Der Kanzler konnte sein Haupt nicht eher sanft niederlegen, bis er abermals großes Souper gegeben hatte. Dieses neue Festin sollte noch prachtvoller werden, als das erste geworden wäre, wenn Freund Zufall sein Spiel nicht mit den Kappershäusern gehabt hätte.

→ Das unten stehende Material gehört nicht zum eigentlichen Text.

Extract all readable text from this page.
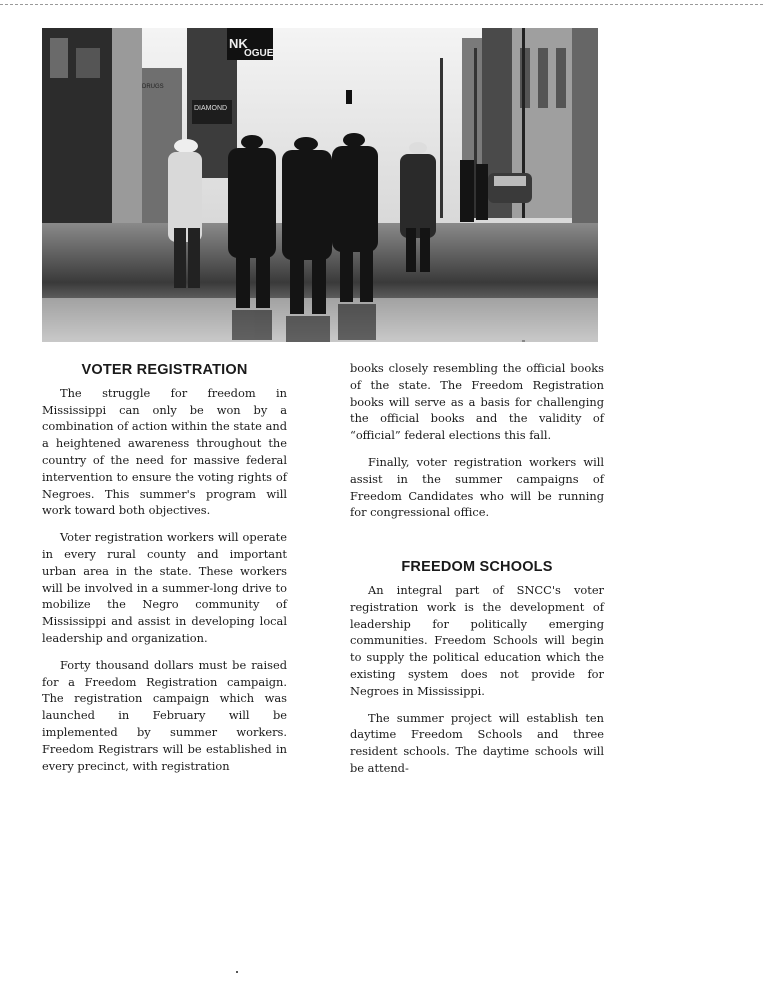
NK
OGUE
DIAMOND
DRUGS
VOTER REGISTRATION

The struggle for freedom in Mississippi can only be won by a combination of action within the state and a heightened awareness throughout the country of the need for massive federal intervention to ensure the voting rights of Negroes. This summer's program will work toward both objectives.

Voter registration workers will operate in every rural county and important urban area in the state. These workers will be involved in a summer-long drive to mobilize the Negro community of Mississippi and assist in developing local leadership and organization.

Forty thousand dollars must be raised for a Freedom Registration campaign. The registration campaign which was launched in February will be implemented by summer workers. Freedom Registrars will be established in every precinct, with registration

books closely resembling the official books of the state. The Freedom Registration books will serve as a basis for challenging the official books and the validity of “official” federal elections this fall.

Finally, voter registration workers will assist in the summer campaigns of Freedom Candidates who will be running for congressional office.

FREEDOM SCHOOLS

An integral part of SNCC's voter registration work is the development of leadership for politically emerging communities. Freedom Schools will begin to supply the political education which the existing system does not provide for Negroes in Mississippi.

The summer project will establish ten daytime Freedom Schools and three resident schools. The daytime schools will be attend-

Damit aber nicht abermal der Böse seinen Spaß treiben mögte, wurde alles so eingerichtet, daß man vor etwas Aehnlichem sicher seyn konnte. Der erste Trätöhr erhielt wieder den Auftrag, für neun und neunzig Couverts. Der erwähnte Major stellte wirklich eine Wache von sechs Mann vor das Trätöhrhaus, mit der geschärften Order: das Essen von niemanden holen zu lassen, als von den Leuten des Herrn Kanzlers; und nur gleich drein schlagen, wenn Studenten, sie mögten von Schilda oder Kappershausen seyn, dasselbe mit Gewalt nehmen wollten. Aber diese Vorsicht war dieses Mal eben nicht nötig: die Studenten hatten kein Geld mehr, auch nichts mehr zu versetzen, konnten folglich das theure Essen auch nicht mehr bezahlen.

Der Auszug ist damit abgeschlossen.